Depuis le 1er mai 2026, Amsterdam a pris une décision significative dans son espace public en bannissant les publicités liées à la viande et aux énergies fossiles. Cette initiative, qui suscite de vifs débats, témoigne d'une volonté claire de lutter contre le réchauffement climatique.
Avec ce changement, les abribus et stations de métro ne présentent plus les publicités pour les voitures à combustion ni celles des compagnies aériennes, ces espaces étant désormais consacrés à des contenus culturels et institutionnels, notamment des affiches pour le prestigieux Rijksmuseum.
Adoptée par le conseil municipal en janvier, cette nouvelle règle a été principalement portée par des partis écologiques ainsi que par le Parti pour les animaux. Cela s’inscrit dans une vision plus large, visant à réaliser la neutralité carbone d’ici 2050 et à diminuer la consommation de viande de moitié.
Anneke Veenhoff, élue de la Gauche verte, a déclaré à la BBC : "Si vous voulez être à la pointe des politiques climatiques, pourquoi louer votre espace public pour faire la promotion de produits qui vont à l’encontre de cet objectif ?" Ce sentiment est partagé par Anke Bakker, du Parti pour les animaux, qui a souligné l’importance de réduire l’influence des grandes entreprises sur notre alimentation : "Nous voulons que les citoyens soient libres de faire leurs propres choix sans pression constante de la publicité."
L’avocate Hannah Prins a également salué cette démarche, la comparant à des mesures similaires contre le tabagisme. Elle a affirmé : "Ce que nous voyons dans l’espace public façonne notre perception de ce qui est normal. Je ne pense pas qu’il soit acceptable d’exposer la souffrance animale sur des panneaux publicitaires."
Toutefois, cette interdiction n’a pas reçu un accueil unanime. L’Association néerlandaise de la viande a critiqué cette décision, qualifiant cette approche de "méthode inappropriée pour influencer les comportements des consommateurs", tout en soulignant que la viande fournit des nutriments essentiels.

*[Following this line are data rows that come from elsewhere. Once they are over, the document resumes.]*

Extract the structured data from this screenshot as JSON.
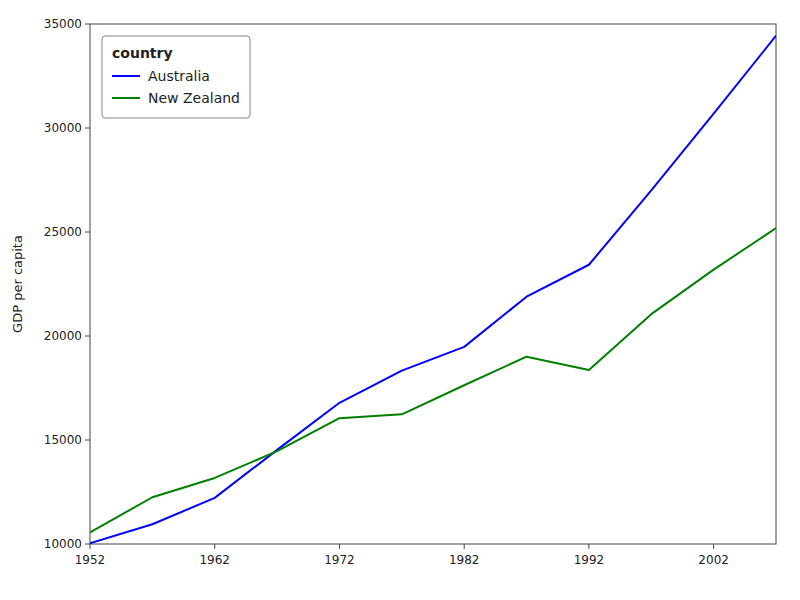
{
  "chart_data": {
    "type": "line",
    "ylabel": "GDP per capita",
    "legend_title": "country",
    "x": [
      1952,
      1957,
      1962,
      1967,
      1972,
      1977,
      1982,
      1987,
      1992,
      1997,
      2002,
      2007
    ],
    "series": [
      {
        "name": "Australia",
        "color": "blue",
        "values": [
          10039.6,
          10949.65,
          12217.23,
          14526.12,
          16788.63,
          18334.2,
          19477.01,
          21888.89,
          23424.77,
          26997.94,
          30687.75,
          34435.37
        ]
      },
      {
        "name": "New Zealand",
        "color": "green",
        "values": [
          10556.58,
          12247.4,
          13175.68,
          14463.92,
          16046.04,
          16233.72,
          17632.41,
          19007.19,
          18363.32,
          21050.41,
          23189.8,
          25185.01
        ]
      }
    ],
    "xlim": [
      1952,
      2007
    ],
    "ylim": [
      10000,
      35000
    ],
    "xticks": [
      1952,
      1962,
      1972,
      1982,
      1992,
      2002
    ],
    "yticks": [
      10000,
      15000,
      20000,
      25000,
      30000,
      35000
    ],
    "grid": false,
    "legend": "upper left"
  }
}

Parallèlement, le secteur du tourisme a exprimé des préoccupations quant à une atteinte potentielle à la liberté commerciale, surtout en ce qui concerne la promotion des voyages aériens.
Amsterdam n’est pas un cas isolé, d’autres villes néerlandaises comme Haarlem, Utrecht et Nijmegen ont également mis en place des restrictions similaires. À l’international, des villes comme Édimbourg, Stockholm et Florence ont pris le même type de mesures concernant les publicités pour les énergies fossiles. En France, ces publicités sont interdites depuis 2021. Des recherches suggèrent que la suppression de ces incitations visuelles pourrait modifier les comportements. L’épidémiologiste Joreintje Mackenbach a noté pour la BBC : "Les publicités omniprésentes pour des aliments malsains normalisent ces comportements. Éliminer ces signaux visuels peut influencer nos normes sociétales."